Honnêtement, à mes yeux, vous n'avez pas beaucoup de gens redoutables. C'est juste que lors de la dernière conférence d'échange où vous êtes intervenus, cette Maître Muse était quelque peu capable. Mais elle est restée estropiée, elle n'est pas de taille face à moi. »
« Doyen Sieg, la confiance est une bonne chose, mais l'excès de confiance ne l'est pas », rappela aimablement Bayer. « Les mots tout à l'heure, c'est bien que Maître Muse ne les ait pas entendus, sinon votre fin pourrait être plus misérable que ce que nous avions prévu. »

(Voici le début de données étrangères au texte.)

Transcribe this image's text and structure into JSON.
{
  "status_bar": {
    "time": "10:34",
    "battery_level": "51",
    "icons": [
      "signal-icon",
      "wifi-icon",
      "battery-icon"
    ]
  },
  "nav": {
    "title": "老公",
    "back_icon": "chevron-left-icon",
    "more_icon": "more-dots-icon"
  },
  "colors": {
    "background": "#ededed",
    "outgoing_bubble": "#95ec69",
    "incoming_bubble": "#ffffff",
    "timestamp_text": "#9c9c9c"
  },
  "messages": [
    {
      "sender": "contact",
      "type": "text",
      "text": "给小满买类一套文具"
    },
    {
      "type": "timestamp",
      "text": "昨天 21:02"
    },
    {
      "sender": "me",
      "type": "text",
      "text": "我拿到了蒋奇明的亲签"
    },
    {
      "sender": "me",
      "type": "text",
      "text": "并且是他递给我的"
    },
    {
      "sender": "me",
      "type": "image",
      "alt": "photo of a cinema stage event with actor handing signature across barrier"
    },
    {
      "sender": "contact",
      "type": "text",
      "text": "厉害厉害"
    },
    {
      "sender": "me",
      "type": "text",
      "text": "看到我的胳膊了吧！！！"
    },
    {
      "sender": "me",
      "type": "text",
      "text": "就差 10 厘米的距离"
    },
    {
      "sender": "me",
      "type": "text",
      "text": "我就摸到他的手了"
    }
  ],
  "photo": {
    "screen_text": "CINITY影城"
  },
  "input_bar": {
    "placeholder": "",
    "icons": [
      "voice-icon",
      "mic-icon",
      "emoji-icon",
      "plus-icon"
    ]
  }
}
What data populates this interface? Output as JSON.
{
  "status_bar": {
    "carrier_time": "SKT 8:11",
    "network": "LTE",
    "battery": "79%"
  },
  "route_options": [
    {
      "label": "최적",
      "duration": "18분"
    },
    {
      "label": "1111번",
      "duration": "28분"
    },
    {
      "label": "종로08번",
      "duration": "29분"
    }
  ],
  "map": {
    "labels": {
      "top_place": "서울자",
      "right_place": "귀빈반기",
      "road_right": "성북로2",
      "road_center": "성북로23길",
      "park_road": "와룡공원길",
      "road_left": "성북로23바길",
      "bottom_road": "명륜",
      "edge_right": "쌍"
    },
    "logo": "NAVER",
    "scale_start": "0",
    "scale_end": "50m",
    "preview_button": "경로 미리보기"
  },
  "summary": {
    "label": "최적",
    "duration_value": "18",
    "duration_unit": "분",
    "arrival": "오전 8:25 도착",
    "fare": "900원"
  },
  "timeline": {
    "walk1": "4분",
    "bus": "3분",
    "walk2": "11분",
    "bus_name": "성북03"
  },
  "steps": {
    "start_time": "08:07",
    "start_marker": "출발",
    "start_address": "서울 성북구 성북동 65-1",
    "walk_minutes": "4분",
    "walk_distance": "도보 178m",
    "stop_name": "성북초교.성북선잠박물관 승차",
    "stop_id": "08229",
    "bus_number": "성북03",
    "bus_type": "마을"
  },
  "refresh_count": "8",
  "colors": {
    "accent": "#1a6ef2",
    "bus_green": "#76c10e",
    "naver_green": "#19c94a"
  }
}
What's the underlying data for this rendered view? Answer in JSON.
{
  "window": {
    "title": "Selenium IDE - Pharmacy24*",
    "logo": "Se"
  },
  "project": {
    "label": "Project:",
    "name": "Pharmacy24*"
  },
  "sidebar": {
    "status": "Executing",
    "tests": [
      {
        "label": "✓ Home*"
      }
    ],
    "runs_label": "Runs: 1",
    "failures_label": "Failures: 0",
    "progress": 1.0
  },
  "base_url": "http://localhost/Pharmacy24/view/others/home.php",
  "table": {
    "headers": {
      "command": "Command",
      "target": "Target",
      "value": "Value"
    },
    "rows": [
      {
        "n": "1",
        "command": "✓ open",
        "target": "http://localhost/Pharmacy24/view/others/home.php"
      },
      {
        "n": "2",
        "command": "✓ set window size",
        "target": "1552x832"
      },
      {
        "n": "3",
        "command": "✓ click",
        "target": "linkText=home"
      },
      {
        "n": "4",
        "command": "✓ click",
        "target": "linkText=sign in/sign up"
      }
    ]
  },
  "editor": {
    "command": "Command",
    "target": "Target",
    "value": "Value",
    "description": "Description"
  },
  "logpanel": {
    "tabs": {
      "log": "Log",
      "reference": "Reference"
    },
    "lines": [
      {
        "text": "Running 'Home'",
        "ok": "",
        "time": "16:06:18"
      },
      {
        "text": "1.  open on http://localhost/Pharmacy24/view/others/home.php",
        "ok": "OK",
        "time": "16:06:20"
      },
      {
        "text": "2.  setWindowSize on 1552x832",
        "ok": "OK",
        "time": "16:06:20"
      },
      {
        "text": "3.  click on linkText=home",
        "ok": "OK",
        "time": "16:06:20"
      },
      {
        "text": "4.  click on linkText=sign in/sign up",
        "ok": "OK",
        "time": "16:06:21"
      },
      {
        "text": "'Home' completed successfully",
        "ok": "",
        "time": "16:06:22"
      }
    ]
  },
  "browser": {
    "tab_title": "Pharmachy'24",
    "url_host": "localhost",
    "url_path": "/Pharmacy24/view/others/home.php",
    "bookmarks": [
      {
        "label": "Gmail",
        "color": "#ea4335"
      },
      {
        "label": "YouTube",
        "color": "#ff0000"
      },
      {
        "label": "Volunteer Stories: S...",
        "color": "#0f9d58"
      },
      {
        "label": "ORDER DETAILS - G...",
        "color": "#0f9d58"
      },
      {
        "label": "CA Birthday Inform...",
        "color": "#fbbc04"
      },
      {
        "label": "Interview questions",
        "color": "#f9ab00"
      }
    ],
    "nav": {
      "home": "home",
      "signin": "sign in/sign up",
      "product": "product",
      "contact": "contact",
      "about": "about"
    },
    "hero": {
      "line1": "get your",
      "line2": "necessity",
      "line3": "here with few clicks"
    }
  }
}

« Hmph ! Vraiment ? » ricana Sieg, exprimant son incrédulité. « Votre Muse, clairement déjà gravement blessée, survivre à une bataille aussi brutale, même si elle vit, sa force a dû être grandement diminuée, non ? Même si elle est exceptionnelle, avoir un tiers de sa force précédente est déjà beaucoup, pourquoi aurais-je peur... »
Alors qu'il parlait, Sieg perçut soudain quelque chose, son expression changea radicalement, et il tourna violemment la tête sur le côté, juste pour voir une silhouette apparaître au bas de la colline, se dirigeant vers lui rapidement.